Zahlreiche Demonstranten beschimpften lautstark den Herzog vor dem Gerichtsgebäude. Einige spuckten auf das Auto, mit dem Urdangarin vorgefahren kam. Eine Frau warf zudem mit zwei Eiern auf den Wagen des Herzogs von Palma, wurde aber von den Sicherheitskräften von den restlichen Demonstranten getrennt. Bei dem Protest wurden auch mehrfach anti-monarchische Töne laut.

Am Vortag hatten die Justizbehörden noch entschieden, dass Urdangarin ausnahmsweise mit dem Wagen bis direkt vor den Hintereingang des Gerichtsgebäudes gefahren werden dürfe, statt den Hof zu Fuß durchqueren zu müssen. Die Nationalpolizei hatte in einem Bericht dazu geraten.

Die Vorladung am Gericht in Palma ist zu einem der wichtigsten Medienereignisse des Jahres auf Mallorca geworden - seit Wochen hatten sich Justiz und Polizei auf die Vernehmung des Adligen vorbereitet, die Sicherheitskräfte wurden durch 60 zusätzliche Polizisten vom Festland verstärkt.

Urdangarin muss sich wegen des Vorwurfs des Betrugs und der Veruntreuung von Steuergeldern verantworten. Der ehemalige Handball-Nationalspieler soll vor allem zwischen 2004 und 2006 aus seiner privilegierten Stellung als Mitglied der Königsfamilie Profit geschlagen und gewaltige Summen an der Steuerbehörde vorbeigeschleust haben. Auf die Spur der fragwürdigen Geschäfte waren die Ermittler unter anderem bei der Aufarbeitung des Korruptionsskandals um die Palma Arena gekommen, eine vom ehemaligen Balearen-Premier Jaume Matas (PP, 2003-2007) in Auftrag gegebene Radsporthalle.

Die Summen, die Urdangarins Firmengeflecht rund um das vorgeblich gemeinnützige Instituto Nóos von öffentlichen Stellen, aber auch von privaten Firmen für schwer nachvollziehbare Leistungen erhalten hat, sind beachtlich. So erzielten Urdangarin und sein Geschäftspartner Diego Torres allein mit der Organisation zweier Tagungen zu "Sport und Tourismus" in Palma 2005 und 2006 rund 1,4 Millionen Euro Nettogewinn.

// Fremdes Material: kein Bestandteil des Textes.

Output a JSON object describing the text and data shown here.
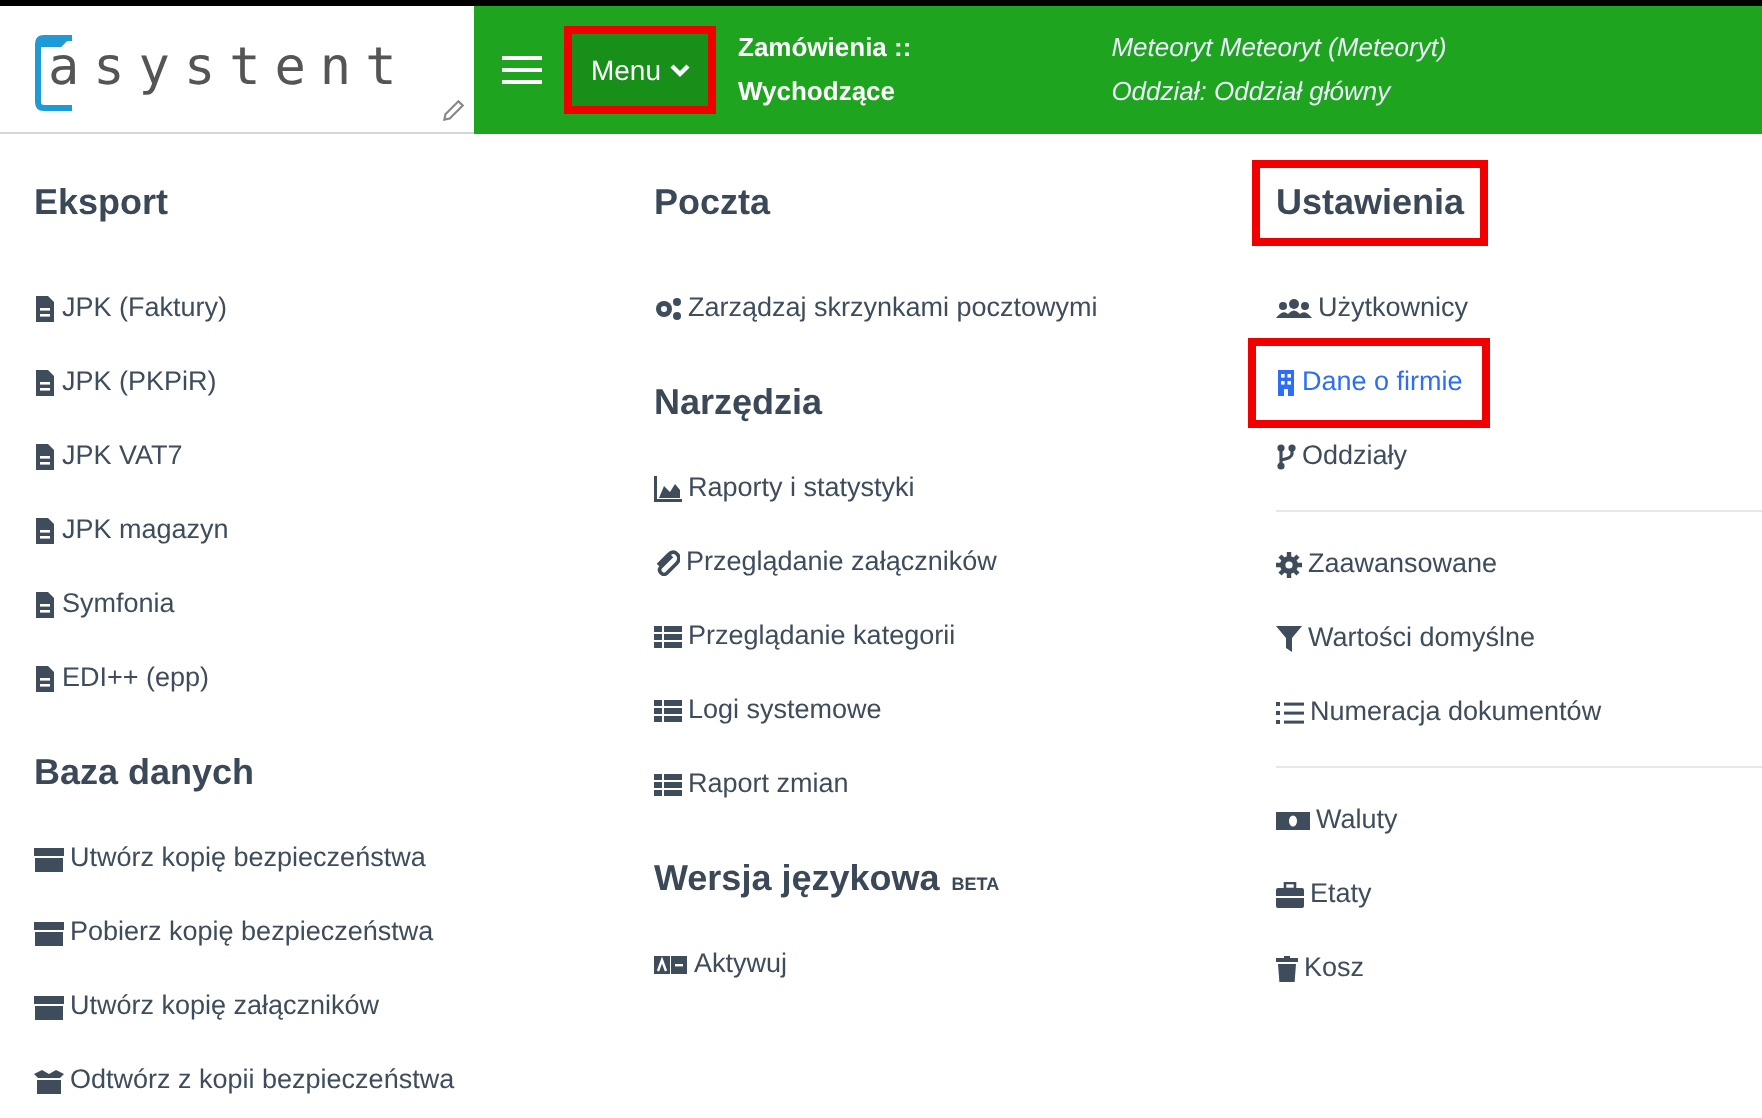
{
  "header": {
    "logo": "asystent",
    "menu_button": {
      "label": "Menu",
      "highlighted": true
    },
    "breadcrumb": [
      "Zamówienia ::",
      "Wychodzące"
    ],
    "user": "Meteoryt Meteoryt (Meteoryt)",
    "branch": "Oddział: Oddział główny"
  },
  "columns": [
    [
      {
        "kind": "heading",
        "label": "Eksport",
        "highlighted": false
      },
      {
        "kind": "item",
        "label": "JPK (Faktury)",
        "active": false,
        "highlighted": false
      },
      {
        "kind": "item",
        "label": "JPK (PKPiR)",
        "active": false,
        "highlighted": false
      },
      {
        "kind": "item",
        "label": "JPK VAT7",
        "active": false,
        "highlighted": false
      },
      {
        "kind": "item",
        "label": "JPK magazyn",
        "active": false,
        "highlighted": false
      },
      {
        "kind": "item",
        "label": "Symfonia",
        "active": false,
        "highlighted": false
      },
      {
        "kind": "item",
        "label": "EDI++ (epp)",
        "active": false,
        "highlighted": false
      },
      {
        "kind": "heading",
        "label": "Baza danych",
        "highlighted": false
      },
      {
        "kind": "item",
        "label": "Utwórz kopię bezpieczeństwa",
        "active": false,
        "highlighted": false
      },
      {
        "kind": "item",
        "label": "Pobierz kopię bezpieczeństwa",
        "active": false,
        "highlighted": false
      },
      {
        "kind": "item",
        "label": "Utwórz kopię załączników",
        "active": false,
        "highlighted": false
      },
      {
        "kind": "item",
        "label": "Odtwórz z kopii bezpieczeństwa",
        "active": false,
        "highlighted": false
      }
    ],
    [
      {
        "kind": "heading",
        "label": "Poczta",
        "highlighted": false
      },
      {
        "kind": "item",
        "label": "Zarządzaj skrzynkami pocztowymi",
        "active": false,
        "highlighted": false
      },
      {
        "kind": "heading",
        "label": "Narzędzia",
        "highlighted": false
      },
      {
        "kind": "item",
        "label": "Raporty i statystyki",
        "active": false,
        "highlighted": false
      },
      {
        "kind": "item",
        "label": "Przeglądanie załączników",
        "active": false,
        "highlighted": false
      },
      {
        "kind": "item",
        "label": "Przeglądanie kategorii",
        "active": false,
        "highlighted": false
      },
      {
        "kind": "item",
        "label": "Logi systemowe",
        "active": false,
        "highlighted": false
      },
      {
        "kind": "item",
        "label": "Raport zmian",
        "active": false,
        "highlighted": false
      },
      {
        "kind": "heading",
        "label": "Wersja językowa",
        "badge": "BETA",
        "highlighted": false
      },
      {
        "kind": "item",
        "label": "Aktywuj",
        "active": false,
        "highlighted": false
      }
    ],
    [
      {
        "kind": "heading",
        "label": "Ustawienia",
        "highlighted": true
      },
      {
        "kind": "item",
        "label": "Użytkownicy",
        "active": false,
        "highlighted": false
      },
      {
        "kind": "item",
        "label": "Dane o firmie",
        "active": true,
        "highlighted": true
      },
      {
        "kind": "item",
        "label": "Oddziały",
        "active": false,
        "highlighted": false
      },
      {
        "kind": "divider"
      },
      {
        "kind": "item",
        "label": "Zaawansowane",
        "active": false,
        "highlighted": false
      },
      {
        "kind": "item",
        "label": "Wartości domyślne",
        "active": false,
        "highlighted": false
      },
      {
        "kind": "item",
        "label": "Numeracja dokumentów",
        "active": false,
        "highlighted": false
      },
      {
        "kind": "divider"
      },
      {
        "kind": "item",
        "label": "Waluty",
        "active": false,
        "highlighted": false
      },
      {
        "kind": "item",
        "label": "Etaty",
        "active": false,
        "highlighted": false
      },
      {
        "kind": "item",
        "label": "Kosz",
        "active": false,
        "highlighted": false
      }
    ]
  ]
}
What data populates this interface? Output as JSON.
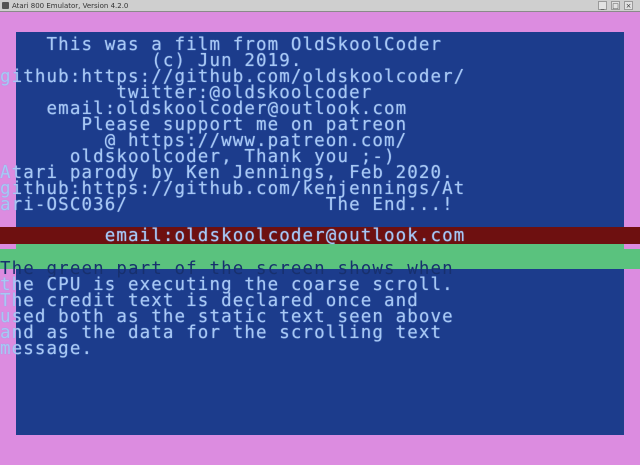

Im Skandal um Urdangarin ist zudem auch seine Frau, die Infantin Cristina, ins Zentrum der Aufmerksamkeit gerückt. Nachdem die ebenfalls klagende Organisation Manos Limpias beantragt hat, dass auch Cristina de Borbón im Fall Nóos offiziell beschuldigt wird, hat Untersuchungsrichter José Castro nun Staatsanwaltschaft und Nebenkläger befragt, ob sie diesen Antrag unterstützen. Die Organisation Manos Limpias firmiert offiziell als Gewerkschaft öffentlicher Angestellter, Vorsitzender Miguel Bernad Remón wird jedoch dem rechtsextremen Lager in Spanien zugeordnet.